Ainsi, le nouveau projet de classification hôtelière, dont nous entendons parler, n’est pas la priorité. La priorité, c’est de réglementer mieux le secteur grandissant de la para-hôtellerie officielle et informelle (près de 40 % de l’offre d’hébergement à Maurice) et celui des excursions. C’est dans ces secteurs qu’il y a le plus de risques de confusion de l’offre et de promesses non tenues. Nous avons d’ailleurs très peude statistiques sur ces secteurs.

 

 

Le moment est-il venu pour réinventer cette industrie ?

Le moment de réagir et de relancer l’industrie est là depuis 2009 ! Mais je n’utiliserais pas le mot ‘réinventer’, mais plutôt apporter les ajustements nécessaires afin de s’adapter aux comportements changeants des voyageurs, aux attentes des touristes venant des pays émergents, à la distribution et la communication qui se multicanalisent.

 

Certains disent que le produit mauricien s’essouffle, mais il y a de bonnes choses dans cette industrie qu’il nous faut préserver et pérenniser.

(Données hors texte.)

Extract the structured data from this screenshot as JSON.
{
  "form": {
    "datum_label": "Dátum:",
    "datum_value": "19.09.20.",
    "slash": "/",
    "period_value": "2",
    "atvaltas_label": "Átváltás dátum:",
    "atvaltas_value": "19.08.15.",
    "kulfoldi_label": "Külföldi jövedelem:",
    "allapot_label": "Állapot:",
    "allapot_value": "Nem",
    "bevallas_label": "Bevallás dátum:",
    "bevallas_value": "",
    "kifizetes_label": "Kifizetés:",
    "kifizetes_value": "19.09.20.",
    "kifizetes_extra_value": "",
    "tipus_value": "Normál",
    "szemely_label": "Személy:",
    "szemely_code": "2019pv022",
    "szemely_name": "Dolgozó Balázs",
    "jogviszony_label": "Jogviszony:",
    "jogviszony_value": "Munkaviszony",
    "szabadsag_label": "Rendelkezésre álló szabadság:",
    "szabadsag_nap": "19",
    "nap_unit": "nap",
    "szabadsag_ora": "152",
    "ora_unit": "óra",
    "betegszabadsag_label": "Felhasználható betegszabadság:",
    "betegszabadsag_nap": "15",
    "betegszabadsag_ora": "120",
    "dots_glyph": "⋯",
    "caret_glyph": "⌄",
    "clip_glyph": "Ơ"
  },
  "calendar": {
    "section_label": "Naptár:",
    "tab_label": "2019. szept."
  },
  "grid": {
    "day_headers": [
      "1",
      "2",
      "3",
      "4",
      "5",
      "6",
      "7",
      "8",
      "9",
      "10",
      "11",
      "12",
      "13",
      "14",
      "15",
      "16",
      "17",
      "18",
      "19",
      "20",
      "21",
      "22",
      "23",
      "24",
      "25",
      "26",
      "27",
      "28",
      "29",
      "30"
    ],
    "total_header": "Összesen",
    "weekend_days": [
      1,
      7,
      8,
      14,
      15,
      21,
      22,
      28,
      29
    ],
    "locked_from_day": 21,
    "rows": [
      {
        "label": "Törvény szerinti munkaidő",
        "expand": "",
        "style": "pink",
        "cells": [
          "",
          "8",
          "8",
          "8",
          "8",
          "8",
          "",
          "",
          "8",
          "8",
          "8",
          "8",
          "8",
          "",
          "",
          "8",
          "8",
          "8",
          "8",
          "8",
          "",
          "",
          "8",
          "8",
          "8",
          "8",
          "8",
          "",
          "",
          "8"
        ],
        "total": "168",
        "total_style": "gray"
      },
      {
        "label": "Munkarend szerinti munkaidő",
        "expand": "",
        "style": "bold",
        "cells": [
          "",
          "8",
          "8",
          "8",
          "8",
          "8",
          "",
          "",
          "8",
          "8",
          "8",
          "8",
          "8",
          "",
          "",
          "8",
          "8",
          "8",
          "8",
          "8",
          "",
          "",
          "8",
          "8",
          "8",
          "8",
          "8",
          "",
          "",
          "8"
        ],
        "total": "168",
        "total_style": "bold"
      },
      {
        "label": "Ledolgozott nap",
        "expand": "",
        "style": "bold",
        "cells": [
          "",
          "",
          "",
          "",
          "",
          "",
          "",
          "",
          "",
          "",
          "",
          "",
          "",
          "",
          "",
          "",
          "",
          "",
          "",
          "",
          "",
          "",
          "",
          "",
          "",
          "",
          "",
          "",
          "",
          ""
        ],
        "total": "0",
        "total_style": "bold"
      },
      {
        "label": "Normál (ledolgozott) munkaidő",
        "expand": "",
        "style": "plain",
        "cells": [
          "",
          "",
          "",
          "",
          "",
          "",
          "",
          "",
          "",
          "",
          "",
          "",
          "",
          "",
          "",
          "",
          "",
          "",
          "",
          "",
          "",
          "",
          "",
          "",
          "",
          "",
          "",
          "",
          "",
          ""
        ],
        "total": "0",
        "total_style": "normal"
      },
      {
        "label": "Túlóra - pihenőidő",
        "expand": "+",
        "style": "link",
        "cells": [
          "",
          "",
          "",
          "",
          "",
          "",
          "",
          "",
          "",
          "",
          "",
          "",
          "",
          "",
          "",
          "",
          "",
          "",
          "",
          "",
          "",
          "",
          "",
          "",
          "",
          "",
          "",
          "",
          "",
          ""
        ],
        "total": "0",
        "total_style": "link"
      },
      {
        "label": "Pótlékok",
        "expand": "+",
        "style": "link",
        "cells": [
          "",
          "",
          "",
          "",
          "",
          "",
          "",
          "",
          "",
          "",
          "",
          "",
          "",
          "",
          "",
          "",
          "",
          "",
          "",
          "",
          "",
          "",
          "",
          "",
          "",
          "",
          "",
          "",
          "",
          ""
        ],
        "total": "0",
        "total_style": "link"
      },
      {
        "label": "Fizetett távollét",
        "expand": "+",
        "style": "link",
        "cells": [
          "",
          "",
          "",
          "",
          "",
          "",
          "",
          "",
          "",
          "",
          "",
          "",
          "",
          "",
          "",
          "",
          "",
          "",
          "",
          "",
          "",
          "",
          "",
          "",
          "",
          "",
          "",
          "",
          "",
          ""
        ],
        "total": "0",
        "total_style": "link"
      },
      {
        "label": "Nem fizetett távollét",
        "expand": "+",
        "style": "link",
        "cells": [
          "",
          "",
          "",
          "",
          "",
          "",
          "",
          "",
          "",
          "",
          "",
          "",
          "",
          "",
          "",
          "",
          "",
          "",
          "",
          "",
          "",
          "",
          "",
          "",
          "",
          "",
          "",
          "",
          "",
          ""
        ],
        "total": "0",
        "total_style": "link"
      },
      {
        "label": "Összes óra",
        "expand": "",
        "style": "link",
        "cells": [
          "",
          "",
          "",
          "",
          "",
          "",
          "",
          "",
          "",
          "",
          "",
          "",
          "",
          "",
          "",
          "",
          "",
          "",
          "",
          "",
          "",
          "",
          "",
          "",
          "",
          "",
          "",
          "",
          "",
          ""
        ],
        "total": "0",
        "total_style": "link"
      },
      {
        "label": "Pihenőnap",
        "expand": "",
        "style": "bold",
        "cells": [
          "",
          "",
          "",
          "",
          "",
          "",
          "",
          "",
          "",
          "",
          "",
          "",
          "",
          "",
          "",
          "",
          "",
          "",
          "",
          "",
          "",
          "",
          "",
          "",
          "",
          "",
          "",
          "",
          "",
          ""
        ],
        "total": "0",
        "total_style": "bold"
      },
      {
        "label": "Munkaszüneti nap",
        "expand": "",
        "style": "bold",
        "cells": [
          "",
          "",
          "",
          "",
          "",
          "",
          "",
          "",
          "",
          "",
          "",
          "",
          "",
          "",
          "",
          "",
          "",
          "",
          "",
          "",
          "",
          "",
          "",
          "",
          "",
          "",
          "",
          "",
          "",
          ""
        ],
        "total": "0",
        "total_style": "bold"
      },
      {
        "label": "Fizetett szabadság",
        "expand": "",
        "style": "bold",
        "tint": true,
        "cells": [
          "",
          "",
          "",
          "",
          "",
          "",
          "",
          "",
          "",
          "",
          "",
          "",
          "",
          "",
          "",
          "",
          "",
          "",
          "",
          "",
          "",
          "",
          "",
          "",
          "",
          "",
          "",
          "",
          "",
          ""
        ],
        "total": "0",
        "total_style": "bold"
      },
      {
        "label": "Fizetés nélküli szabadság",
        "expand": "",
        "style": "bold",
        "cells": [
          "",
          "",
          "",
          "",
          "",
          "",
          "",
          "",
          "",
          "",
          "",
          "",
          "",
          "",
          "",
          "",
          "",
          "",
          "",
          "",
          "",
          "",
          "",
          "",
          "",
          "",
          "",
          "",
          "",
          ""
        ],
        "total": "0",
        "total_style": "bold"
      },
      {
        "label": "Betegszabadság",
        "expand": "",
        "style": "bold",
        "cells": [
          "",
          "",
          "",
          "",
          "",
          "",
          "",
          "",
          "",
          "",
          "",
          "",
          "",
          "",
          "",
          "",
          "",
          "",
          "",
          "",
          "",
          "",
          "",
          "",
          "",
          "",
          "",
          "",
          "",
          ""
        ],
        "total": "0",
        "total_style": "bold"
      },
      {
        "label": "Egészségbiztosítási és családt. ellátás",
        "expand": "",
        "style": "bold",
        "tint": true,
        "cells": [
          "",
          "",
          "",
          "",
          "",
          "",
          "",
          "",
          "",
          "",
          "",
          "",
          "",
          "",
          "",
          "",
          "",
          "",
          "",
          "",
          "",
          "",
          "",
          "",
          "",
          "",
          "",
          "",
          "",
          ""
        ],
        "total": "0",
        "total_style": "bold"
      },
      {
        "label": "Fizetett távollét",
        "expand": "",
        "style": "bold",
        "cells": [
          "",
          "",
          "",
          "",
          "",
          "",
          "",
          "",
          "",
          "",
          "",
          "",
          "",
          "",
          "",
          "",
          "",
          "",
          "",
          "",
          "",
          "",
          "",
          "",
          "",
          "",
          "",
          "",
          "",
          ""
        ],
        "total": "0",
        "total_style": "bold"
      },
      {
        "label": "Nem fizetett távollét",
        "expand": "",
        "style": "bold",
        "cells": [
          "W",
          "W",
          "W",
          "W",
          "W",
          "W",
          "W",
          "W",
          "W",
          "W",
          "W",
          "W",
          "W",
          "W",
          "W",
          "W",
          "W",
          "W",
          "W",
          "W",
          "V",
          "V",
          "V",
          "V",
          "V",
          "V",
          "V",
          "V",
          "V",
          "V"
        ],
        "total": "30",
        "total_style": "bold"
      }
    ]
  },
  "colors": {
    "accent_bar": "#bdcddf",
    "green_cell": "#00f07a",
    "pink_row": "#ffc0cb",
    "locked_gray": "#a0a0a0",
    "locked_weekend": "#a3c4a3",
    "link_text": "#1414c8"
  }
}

Nous bénéficions toujours d’une très bonne image.

 

Il nous faut apporter plus de créativité et d’innovation dans nos produits, nos offres et la façon de vendre et de communiquer. Les hôteliers et la MauritiusTourism Promotion Authority doivent s’équiper de ressources et d’outils marketing plus pointus et ne pas s’appuyer uniquement sur ceux des tours-opérateurs. Nous ne sommes pas encore assez au fait de la révolution digitale qui s’opère dans le monde.

 

Cela dit, oui il faut réformer l’industrie touristique, comme nos industries sucrières et textiles ont su le faire. Seulement un effort collectif et solidaire, un dialogue structuré et coordonné débouchant sur un nouveau plan stratégique nous permettront d’y arriver.

 

 

Comment voyez-vous l’avenir de cette industrie ?

Il y a une bonne prise de conscience des enjeux de l’industrie. Mes propos peuvent paraître alarmants et ignorants des quelques bonnes initiatives qui sont prises, comme sur la Chine ou les mariages indiens, mais c’est uniquement parce que l’AHRIM souhaite voir les solutions de relance coordonnées et durables se mettre en place plus rapidement. L’objectif de positionner Maurice comme une destination multifacettes et non uniquement plage va dans la bonne direction. Les nouvelles générations de voyageurs veulent découvrir Maurice autrement que leurs parents le faisaient.

 

Je pense que nous avons encore quelques années difficiles devant nous. Les

opérateurs se restructurent actuellement pour affronter ces challenges. Nous percevions en début d’année 2014 quelques signes de reprise, mais la saison creuse va être très dure pour tous les opérateurs. Je suis confiant pour les moyen et long termes, l’industrie touristique mondiale va croître à plus de 5 % par an et Maurice saura trouver les solutions pour rebondir. Notre «mine d’or» c’est notre population, nos employés et ce sens de l’accueil légendaire.